Replace "<version>" with the version of Logstash that you've downloaded. Logstash should start without any debug information, but you should see Elasticsearch output a connection message. You can test the configuration by running your original application, and see the log statements output to the log file, picked up by Logstash, and indexed by Elasticsearch. With the log entries in Elasticsearch, you can now use it as your log storage mechanism, and add nodes to the configuration as needed.

Monitoring with Kibana

The last part of this post is on monitoring, which as most know, can be accomplished in a variety of ways. Kibana is an open source tool which works in conjunction with Logstash/Elasticsearch to provide real-time monitoring of your data. This allows you to go from using log entries as a pure debugging tool, to an analytics engine, giving you an insight into your customer's actions as they occur. Kibana also offers a variety of ways to display the data, and even allows for custom displays (built using Bootstrap). And, all for free.
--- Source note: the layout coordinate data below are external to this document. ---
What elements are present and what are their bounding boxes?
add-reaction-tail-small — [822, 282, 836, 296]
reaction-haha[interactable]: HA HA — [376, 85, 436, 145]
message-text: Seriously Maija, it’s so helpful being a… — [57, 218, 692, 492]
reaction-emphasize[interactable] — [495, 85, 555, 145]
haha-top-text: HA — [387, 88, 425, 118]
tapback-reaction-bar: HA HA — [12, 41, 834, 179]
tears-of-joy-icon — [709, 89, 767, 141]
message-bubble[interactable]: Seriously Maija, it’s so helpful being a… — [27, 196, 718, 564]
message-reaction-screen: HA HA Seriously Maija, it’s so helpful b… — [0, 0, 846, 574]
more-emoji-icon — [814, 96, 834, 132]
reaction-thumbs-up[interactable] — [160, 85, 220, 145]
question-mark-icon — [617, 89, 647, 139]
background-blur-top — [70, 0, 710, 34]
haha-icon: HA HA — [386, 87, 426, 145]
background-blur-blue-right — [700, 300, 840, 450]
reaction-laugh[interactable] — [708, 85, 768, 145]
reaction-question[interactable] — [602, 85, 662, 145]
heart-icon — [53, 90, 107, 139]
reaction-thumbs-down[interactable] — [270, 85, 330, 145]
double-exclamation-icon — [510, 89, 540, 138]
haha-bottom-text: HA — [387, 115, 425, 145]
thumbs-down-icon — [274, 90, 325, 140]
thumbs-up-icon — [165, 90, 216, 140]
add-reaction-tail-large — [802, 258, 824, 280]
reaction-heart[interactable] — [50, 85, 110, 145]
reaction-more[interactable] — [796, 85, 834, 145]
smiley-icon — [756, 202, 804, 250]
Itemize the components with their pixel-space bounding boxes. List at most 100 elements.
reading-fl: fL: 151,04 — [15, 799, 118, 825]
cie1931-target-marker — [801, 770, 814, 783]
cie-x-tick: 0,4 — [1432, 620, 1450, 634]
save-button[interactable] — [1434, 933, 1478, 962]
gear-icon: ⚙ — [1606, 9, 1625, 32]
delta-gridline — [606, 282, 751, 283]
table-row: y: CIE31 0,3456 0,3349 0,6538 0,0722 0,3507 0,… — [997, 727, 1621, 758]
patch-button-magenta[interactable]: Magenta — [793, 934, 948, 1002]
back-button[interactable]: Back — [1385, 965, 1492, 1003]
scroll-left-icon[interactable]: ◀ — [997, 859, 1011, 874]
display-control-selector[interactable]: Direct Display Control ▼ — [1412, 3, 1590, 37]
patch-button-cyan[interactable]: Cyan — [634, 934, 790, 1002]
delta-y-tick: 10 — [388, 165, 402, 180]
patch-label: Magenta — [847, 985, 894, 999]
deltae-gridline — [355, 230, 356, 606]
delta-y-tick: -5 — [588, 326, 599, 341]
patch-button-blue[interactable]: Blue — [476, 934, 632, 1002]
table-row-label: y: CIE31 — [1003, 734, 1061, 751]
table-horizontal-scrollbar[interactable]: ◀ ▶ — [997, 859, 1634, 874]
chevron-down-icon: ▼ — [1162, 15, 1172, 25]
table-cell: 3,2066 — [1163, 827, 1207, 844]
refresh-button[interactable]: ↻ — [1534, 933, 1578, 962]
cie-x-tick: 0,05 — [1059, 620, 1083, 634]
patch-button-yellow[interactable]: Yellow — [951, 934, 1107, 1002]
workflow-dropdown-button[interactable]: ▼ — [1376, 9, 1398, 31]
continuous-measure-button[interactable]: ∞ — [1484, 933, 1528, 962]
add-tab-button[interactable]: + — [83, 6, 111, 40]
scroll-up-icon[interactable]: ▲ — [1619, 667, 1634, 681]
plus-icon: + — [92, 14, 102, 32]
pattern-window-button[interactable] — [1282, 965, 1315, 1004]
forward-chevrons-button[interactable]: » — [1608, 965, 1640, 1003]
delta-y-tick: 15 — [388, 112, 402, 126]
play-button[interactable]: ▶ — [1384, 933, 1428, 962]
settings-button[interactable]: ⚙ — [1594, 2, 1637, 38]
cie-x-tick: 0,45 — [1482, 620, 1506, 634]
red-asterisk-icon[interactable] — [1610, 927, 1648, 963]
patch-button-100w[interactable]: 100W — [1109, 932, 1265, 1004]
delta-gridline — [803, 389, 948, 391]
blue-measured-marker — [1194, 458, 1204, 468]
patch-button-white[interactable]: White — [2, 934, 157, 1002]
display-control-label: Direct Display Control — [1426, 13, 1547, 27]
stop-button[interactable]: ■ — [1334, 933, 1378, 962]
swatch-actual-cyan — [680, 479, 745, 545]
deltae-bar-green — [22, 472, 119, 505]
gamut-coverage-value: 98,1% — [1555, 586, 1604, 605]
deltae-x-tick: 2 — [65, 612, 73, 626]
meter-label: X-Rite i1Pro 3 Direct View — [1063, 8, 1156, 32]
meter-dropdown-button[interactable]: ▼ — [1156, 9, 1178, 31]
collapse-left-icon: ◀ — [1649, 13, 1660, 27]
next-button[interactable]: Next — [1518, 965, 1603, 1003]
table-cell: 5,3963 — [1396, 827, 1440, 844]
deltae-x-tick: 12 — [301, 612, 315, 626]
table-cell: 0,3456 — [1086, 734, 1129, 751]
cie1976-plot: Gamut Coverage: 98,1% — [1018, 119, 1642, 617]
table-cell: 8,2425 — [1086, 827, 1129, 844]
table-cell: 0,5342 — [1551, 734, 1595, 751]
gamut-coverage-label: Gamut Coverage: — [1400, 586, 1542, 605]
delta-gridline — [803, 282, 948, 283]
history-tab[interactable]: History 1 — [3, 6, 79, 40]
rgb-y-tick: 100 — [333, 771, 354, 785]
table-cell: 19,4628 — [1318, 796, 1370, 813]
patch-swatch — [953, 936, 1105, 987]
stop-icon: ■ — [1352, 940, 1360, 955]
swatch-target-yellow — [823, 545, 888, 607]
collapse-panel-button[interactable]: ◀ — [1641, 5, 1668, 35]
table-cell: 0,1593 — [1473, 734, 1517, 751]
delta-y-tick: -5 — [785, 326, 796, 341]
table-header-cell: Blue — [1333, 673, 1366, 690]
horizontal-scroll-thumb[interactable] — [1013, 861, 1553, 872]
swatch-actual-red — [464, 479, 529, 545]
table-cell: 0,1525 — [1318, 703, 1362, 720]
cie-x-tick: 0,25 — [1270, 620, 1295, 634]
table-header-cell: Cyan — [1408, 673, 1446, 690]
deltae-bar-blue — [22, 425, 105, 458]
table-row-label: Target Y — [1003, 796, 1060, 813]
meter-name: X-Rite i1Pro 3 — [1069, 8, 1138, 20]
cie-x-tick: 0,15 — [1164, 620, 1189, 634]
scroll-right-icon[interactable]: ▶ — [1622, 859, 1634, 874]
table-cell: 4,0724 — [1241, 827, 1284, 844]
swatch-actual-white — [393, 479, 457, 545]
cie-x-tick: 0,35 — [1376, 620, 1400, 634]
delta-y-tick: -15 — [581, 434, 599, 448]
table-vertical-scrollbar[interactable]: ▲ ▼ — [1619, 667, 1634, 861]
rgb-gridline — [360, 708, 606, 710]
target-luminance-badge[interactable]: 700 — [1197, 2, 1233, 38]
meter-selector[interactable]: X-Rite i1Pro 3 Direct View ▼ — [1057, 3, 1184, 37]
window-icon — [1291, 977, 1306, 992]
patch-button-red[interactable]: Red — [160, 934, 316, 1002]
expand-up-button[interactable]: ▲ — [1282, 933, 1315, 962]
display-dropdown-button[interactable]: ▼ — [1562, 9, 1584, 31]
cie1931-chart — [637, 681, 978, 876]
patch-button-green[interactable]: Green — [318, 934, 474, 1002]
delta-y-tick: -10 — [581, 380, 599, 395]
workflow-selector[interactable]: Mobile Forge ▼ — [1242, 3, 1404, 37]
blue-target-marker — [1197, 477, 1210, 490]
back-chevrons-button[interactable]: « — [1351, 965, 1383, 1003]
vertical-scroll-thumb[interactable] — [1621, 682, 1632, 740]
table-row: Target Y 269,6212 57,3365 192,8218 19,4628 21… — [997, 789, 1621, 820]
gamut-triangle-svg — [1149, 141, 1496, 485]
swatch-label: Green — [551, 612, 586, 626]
To begin, download Kibana from their site. The installation instructions are fairly straightforward with Elasticsearch running on the same machine. Simply download and extract the archive, edit the config.js as specified in the installation instructions, and host the files in any web server. Once you point your browser to the hosted location, you can click on the "(Logstash Dashboard)" link to avoid any additional configuration steps. The next page will display the data, with the log messages output from your Java application. Within this screen you should see options to change the display window, and configure auto-refresh for a real-time like view. Feel free to configure how Kibana displays the data, or view one of the many tutorial videos on the Kibana site for more information.

With these three phases in place, understanding your Java application and how your customer's use it can become a much easier task. And though these areas are not typically part of the development lifecycle, they can greatly help if used correctly.